Retriever
The Retriever fetches offloaded logs back on demand. It reads the customer-owned S3 bucket where the Receiver sent the cohort it held back from the analyzer, indexes those events, and returns them when asked, to backfill a metric or replay an old incident.
Re-ingest is customer-driven from results_location. There is no vendor S3-to-analyzer shipping layer.
An AI agent runs it through the log10x MCP: install with advise_retriever, query with retriever_query and retriever_series. The deploy and query guides cover the same steps by hand.
Workflow
The app operates in two phases for efficient data handling: Index builds searchable filters when files upload to storage, and Query retrieves and streams matching events on-demand to log analyzers and dashboards.
Index
The Index phase executes when log files upload to storage (e.g., S3 bucket) to enable in-place querying.
graph LR
A["<div style='font-size: 14px;'>⚡ Trigger</div><div style='font-size: 10px; text-align: center;'>File Upload</div>"] --> B["<div style='font-size: 14px;'>📡 Receive</div><div style='font-size: 10px; text-align: center;'>Read Events</div>"]

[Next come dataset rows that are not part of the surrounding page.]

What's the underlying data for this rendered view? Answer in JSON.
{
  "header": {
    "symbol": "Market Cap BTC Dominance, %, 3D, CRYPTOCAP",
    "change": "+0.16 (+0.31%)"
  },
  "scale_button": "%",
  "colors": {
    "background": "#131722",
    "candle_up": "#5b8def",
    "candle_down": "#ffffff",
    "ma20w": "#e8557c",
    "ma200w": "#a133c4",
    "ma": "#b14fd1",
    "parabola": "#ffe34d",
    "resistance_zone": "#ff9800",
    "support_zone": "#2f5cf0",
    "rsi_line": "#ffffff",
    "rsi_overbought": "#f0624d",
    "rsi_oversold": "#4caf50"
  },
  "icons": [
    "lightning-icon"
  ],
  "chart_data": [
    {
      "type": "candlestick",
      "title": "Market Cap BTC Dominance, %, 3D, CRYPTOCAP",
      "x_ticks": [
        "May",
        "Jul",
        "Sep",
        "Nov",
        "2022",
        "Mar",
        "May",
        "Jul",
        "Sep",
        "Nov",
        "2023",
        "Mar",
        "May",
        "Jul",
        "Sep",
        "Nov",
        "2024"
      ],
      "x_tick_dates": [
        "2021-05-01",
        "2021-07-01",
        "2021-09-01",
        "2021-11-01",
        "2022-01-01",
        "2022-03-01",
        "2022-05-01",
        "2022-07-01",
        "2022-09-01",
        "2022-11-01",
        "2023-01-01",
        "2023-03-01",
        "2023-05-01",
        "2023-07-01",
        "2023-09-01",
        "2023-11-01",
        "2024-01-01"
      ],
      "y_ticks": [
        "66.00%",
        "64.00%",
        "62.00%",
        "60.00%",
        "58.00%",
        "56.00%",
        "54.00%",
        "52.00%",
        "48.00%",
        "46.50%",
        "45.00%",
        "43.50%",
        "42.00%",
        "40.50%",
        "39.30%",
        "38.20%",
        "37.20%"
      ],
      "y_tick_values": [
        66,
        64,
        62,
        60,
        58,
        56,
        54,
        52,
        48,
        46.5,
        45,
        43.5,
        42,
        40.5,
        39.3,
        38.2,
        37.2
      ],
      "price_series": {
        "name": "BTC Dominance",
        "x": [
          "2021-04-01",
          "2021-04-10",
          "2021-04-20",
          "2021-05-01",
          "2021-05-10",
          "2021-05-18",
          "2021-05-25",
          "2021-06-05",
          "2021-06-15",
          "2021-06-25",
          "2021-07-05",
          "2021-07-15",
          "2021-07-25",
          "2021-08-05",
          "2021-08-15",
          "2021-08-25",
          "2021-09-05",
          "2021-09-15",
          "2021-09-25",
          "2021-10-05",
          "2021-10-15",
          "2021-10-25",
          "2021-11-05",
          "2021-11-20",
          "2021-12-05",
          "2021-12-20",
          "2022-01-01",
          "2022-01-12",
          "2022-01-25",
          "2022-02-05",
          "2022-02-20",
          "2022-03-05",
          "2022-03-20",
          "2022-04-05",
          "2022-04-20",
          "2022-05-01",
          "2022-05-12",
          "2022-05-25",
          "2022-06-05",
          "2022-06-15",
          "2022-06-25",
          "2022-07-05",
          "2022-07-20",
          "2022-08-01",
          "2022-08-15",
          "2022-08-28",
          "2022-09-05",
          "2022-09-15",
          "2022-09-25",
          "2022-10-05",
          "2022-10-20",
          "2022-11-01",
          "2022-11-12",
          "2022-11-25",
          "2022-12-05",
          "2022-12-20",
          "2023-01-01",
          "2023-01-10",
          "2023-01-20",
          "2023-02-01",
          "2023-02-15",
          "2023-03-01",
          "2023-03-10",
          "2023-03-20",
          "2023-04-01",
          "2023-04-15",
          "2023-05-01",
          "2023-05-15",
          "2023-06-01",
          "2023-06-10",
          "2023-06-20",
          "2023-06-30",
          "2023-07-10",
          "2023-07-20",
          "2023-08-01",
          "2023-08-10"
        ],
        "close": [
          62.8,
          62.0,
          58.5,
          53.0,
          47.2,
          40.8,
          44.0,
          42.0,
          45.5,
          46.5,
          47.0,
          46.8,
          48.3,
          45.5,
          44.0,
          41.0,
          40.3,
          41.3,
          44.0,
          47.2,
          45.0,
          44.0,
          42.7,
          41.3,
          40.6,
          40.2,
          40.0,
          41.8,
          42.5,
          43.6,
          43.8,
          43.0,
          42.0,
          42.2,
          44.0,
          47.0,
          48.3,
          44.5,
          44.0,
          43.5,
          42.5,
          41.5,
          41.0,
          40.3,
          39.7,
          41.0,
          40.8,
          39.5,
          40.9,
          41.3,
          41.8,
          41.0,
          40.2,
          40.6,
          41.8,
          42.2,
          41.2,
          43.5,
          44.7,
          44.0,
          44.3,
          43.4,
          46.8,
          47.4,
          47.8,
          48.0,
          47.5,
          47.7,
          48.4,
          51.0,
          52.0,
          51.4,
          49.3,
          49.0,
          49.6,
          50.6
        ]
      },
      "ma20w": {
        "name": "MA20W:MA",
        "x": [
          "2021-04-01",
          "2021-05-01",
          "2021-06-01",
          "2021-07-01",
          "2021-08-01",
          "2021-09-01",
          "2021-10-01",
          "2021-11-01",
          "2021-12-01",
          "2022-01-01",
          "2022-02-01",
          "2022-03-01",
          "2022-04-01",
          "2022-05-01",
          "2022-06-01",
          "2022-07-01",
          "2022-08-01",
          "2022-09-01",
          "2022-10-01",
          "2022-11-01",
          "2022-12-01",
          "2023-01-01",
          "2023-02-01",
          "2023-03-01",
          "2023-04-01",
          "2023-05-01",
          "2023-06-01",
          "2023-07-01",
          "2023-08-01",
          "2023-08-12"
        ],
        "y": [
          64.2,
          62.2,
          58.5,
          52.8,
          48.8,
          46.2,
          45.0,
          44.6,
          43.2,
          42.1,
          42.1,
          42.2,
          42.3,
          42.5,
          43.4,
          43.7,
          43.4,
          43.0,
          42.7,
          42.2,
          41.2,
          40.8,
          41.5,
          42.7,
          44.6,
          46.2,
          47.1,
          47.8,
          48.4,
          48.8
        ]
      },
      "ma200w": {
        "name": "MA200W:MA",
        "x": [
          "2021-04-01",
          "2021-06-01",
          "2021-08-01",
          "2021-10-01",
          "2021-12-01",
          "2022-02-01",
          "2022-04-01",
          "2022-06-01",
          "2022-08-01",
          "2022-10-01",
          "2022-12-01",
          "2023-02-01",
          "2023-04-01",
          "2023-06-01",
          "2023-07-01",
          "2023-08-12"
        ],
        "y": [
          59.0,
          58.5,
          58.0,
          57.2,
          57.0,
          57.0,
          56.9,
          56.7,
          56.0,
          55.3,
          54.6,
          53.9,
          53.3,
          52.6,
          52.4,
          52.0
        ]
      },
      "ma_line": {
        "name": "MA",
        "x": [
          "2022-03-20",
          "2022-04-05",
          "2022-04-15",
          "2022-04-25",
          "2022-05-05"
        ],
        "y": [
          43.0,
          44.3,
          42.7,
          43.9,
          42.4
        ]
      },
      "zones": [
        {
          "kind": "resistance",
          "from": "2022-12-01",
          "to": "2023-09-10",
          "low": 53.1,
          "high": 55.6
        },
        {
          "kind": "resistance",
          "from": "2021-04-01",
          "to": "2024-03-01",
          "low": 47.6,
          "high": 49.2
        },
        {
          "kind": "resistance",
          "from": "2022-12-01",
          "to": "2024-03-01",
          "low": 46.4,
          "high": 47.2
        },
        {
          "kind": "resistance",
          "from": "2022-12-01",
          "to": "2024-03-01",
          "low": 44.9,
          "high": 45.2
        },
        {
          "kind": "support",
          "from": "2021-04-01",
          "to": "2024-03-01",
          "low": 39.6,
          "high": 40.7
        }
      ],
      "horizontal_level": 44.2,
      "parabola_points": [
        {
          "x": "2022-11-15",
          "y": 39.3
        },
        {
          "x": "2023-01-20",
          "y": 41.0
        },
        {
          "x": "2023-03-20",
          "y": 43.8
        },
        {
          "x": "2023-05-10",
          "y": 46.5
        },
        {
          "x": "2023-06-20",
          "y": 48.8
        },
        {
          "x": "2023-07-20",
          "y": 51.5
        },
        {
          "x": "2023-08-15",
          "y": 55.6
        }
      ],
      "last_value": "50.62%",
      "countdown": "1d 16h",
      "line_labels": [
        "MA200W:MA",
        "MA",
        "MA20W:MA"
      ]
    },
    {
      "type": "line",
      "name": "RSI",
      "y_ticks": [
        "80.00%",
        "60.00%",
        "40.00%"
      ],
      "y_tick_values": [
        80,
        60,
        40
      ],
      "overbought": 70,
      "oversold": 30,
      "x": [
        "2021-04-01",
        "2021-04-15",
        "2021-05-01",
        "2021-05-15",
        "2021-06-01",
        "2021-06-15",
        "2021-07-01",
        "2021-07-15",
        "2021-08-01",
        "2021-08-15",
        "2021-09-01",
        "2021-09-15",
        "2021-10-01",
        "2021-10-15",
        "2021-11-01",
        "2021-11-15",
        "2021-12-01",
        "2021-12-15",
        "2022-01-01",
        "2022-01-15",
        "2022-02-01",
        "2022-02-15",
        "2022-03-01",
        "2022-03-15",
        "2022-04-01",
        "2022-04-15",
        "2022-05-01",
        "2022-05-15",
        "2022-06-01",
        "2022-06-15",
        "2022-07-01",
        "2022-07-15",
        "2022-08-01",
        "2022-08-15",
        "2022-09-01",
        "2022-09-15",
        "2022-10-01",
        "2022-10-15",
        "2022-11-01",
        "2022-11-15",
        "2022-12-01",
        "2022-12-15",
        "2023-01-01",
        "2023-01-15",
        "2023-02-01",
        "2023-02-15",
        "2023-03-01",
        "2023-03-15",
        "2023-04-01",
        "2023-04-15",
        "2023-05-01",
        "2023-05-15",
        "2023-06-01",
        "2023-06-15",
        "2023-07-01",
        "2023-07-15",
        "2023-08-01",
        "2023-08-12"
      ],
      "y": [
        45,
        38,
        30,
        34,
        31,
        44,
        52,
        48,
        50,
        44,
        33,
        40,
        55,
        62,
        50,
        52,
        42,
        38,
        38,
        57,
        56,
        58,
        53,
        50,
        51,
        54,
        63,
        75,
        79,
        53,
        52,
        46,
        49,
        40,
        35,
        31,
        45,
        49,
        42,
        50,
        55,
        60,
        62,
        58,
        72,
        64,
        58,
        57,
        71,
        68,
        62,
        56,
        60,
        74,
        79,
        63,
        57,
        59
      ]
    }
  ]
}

B --> C["<div style='font-size: 14px;'>🔄 Transform</div><div style='font-size: 10px; text-align: center;'>Parse & Structure</div>"]
C --> D["<div style='font-size: 14px;'>🎁 Enrich</div><div style='font-size: 10px; text-align: center;'>Add Context</div>"]
D --> E["<div style='font-size: 14px;'>📝 Write</div><div style='font-size: 10px; text-align: center;'>Search Indexes</div>"]
classDef trigger fill:#7c3aed88,stroke:#6d28d9,color:#ffffff,stroke-width:2px,rx:8,ry:8
classDef receive fill:#9333ea88,stroke:#7c3aed,color:#ffffff,stroke-width:2px,rx:8,ry:8
classDef transform fill:#2563eb88,stroke:#1d4ed8,color:#ffffff,stroke-width:2px,rx:8,ry:8
classDef enrich fill:#059669,stroke:#047857,color:#ffffff,stroke-width:2px,rx:8,ry:8
classDef write fill:#ea580c88,stroke:#c2410c,color:#ffffff,stroke-width:2px,rx:8,ry:8
class A trigger
class B receive
class C transform
class D enrich
class E write
⚡ Trigger: File upload events to object storage send notifications directly to the Index SQS queue for asynchronous processing by index workers
📡 Receive: Read log events from the uploaded file in object storage (S3)
🔄 Transform: Structured log events into typed objects with typed fields (severity, timestamp, source, message)
🎁 Enrich: Add context via enrichment rules: geo-IP location, severity classification, k8s metadata, lookup tables
📝 Write: Generate lightweight search indexes that map keywords and fields to specific files, enabling queries to skip most files
Architecture
S3 uploads send event notifications to an SQS queue, triggering index workers to generate lightweight search indexes that map keywords and fields to specific files, enabling queries to skip most files.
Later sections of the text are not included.